Reiserecht Touristin erhält nach Schießerei am Hotel Geld zurück

Ausnahmezustand nach einem Schusswechsel: Nachdem auf einer Hotelanlage in der Türkei vier Bootsverleiher bei einem bewaffneten Streit ums Leben gekommen waren, klagte eine Besucherin auf Reisekostenrückerstattung – mit Erfolg.


Düsseldorf/Wiesbaden - Nach einem Schusswechsel mit Todesopfern nahe des Hotelstrandes können Pauschalurlauber von ihrem Veranstalter Geld zurückfordern. Für den Tag der Schießerei sprach das Amtsgericht Düsseldorf in einem konkreten Fall aus der Türkei einem Gast eine Reisepreisminderung von 100 Prozent zu. Auch für die folgenden Tage konnte der Tourist wegen des nachwirkenden Schocks 25 bis 50 Prozent des anteiligen Tagesreisepreises zurückverlangen. Auf das Urteil weist die Deutsche Gesellschaft für Reiserecht in Wiesbaden in der Zeitschrift "ReiseRecht aktuell" hin.

In dem Fall war es zu einem Streit unter Bootsverleihern gekommen, die am Strand von Alanya im Süden der Türkei an einer Hotelmauer auf Gäste warteten. Während der Schießerei wurden vier Bootsverleiher getötet und zwei Hotelgäste angeschossen. Der Strand und die Außenanlagen des Hotels wurden im Laufe des Tages zweimal komplett geräumt. Die spätere Klägerin wollte sofort nach Deutschland zurückreisen, was ihr Reiseleiter aber ablehnte. Die Frau wiederum nahm nicht das Angebot an, für ihre restlichen Urlaubstage in einem 85 Kilometer entfernten anderen Hotel untergebracht zu werden.

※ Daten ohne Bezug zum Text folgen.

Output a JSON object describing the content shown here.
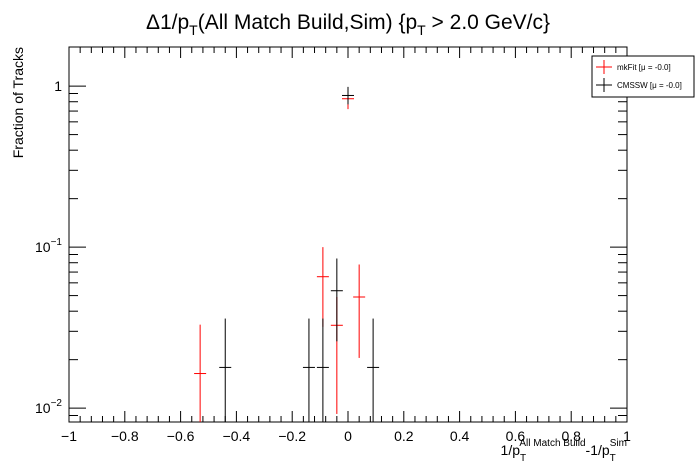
{
  "chart_data": {
    "type": "scatter",
    "title": {
      "main": "Δ1/p",
      "sub1": "T",
      "mid": "(All Match Build,Sim) {p",
      "sub2": "T",
      "tail": " > 2.0 GeV/c}"
    },
    "ylabel": "Fraction of Tracks",
    "xlabel": {
      "a": "1/p",
      "a_sub": "T",
      "a_sup": "All Match Build",
      "b": "-1/p",
      "b_sub": "T",
      "b_sup": "Sim"
    },
    "xlim": [
      -1,
      1
    ],
    "ylim": [
      0.0082,
      1.75
    ],
    "y_scale": "log",
    "x_ticks": [
      {
        "v": -1,
        "label": "−1"
      },
      {
        "v": -0.8,
        "label": "−0.8"
      },
      {
        "v": -0.6,
        "label": "−0.6"
      },
      {
        "v": -0.4,
        "label": "−0.4"
      },
      {
        "v": -0.2,
        "label": "−0.2"
      },
      {
        "v": 0,
        "label": "0"
      },
      {
        "v": 0.2,
        "label": "0.2"
      },
      {
        "v": 0.4,
        "label": "0.4"
      },
      {
        "v": 0.6,
        "label": "0.6"
      },
      {
        "v": 0.8,
        "label": "0.8"
      },
      {
        "v": 1,
        "label": "1"
      }
    ],
    "y_ticks": [
      {
        "v": 0.01,
        "base": "10",
        "exp": "−2"
      },
      {
        "v": 0.1,
        "base": "10",
        "exp": "−1"
      },
      {
        "v": 1,
        "base": "1",
        "exp": ""
      }
    ],
    "grid": false,
    "legend_position": "top-right",
    "series": [
      {
        "name": "mkFit  [μ = -0.0]",
        "color": "#ff0000",
        "points": [
          {
            "x": -0.53,
            "y": 0.0164,
            "ylo": 0.0082,
            "yhi": 0.033
          },
          {
            "x": -0.09,
            "y": 0.0655,
            "ylo": 0.032,
            "yhi": 0.1
          },
          {
            "x": -0.04,
            "y": 0.0327,
            "ylo": 0.0092,
            "yhi": 0.049
          },
          {
            "x": 0.0,
            "y": 0.835,
            "ylo": 0.72,
            "yhi": 0.96
          },
          {
            "x": 0.04,
            "y": 0.049,
            "ylo": 0.0205,
            "yhi": 0.078
          }
        ]
      },
      {
        "name": "CMSSW  [μ = -0.0]",
        "color": "#000000",
        "points": [
          {
            "x": -0.44,
            "y": 0.0179,
            "ylo": 0.0082,
            "yhi": 0.036
          },
          {
            "x": -0.14,
            "y": 0.0179,
            "ylo": 0.0082,
            "yhi": 0.036
          },
          {
            "x": -0.09,
            "y": 0.0179,
            "ylo": 0.0082,
            "yhi": 0.036
          },
          {
            "x": -0.04,
            "y": 0.0536,
            "ylo": 0.026,
            "yhi": 0.085
          },
          {
            "x": 0.0,
            "y": 0.875,
            "ylo": 0.77,
            "yhi": 0.99
          },
          {
            "x": 0.09,
            "y": 0.0179,
            "ylo": 0.0082,
            "yhi": 0.036
          }
        ]
      }
    ]
  }
}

Das Gericht entschied, dass ein allgemeines Überfallrisiko in einer Urlaubsregion nicht grundsätzlich als Reisemangel zu werten sei. Im konkreten Fall lagen die Dinge aber anders. Weil im Katalog des Veranstalters auf die Wassersportmöglichkeiten am Strand hingewiesen worden war und die Bootsverleiher auf der Hotelanlage zumindest geduldet wurden, sei die Schießerei der "Sphäre des Hotels" zuzurechnen. Am Tag des Zwischenfalls habe "Ausnahmezustand" in der Anlage geherrscht, was eine Reisepreisminderung für diesen Tag um 100 Prozent rechtfertige.

Für den Tag darauf bezifferte das Gericht die Minderung auf 50 Prozent, für drei weitere Tage bis zur regulären Rückreise nach Deutschland auf je 25 Prozent. An diesen Tagen sei eine "emotionale Beeinträchtigung" noch vorhanden gewesen. Insgesamt erhielt die Frau 332 Euro ihrer 1034 Euro teuren Reise zurück.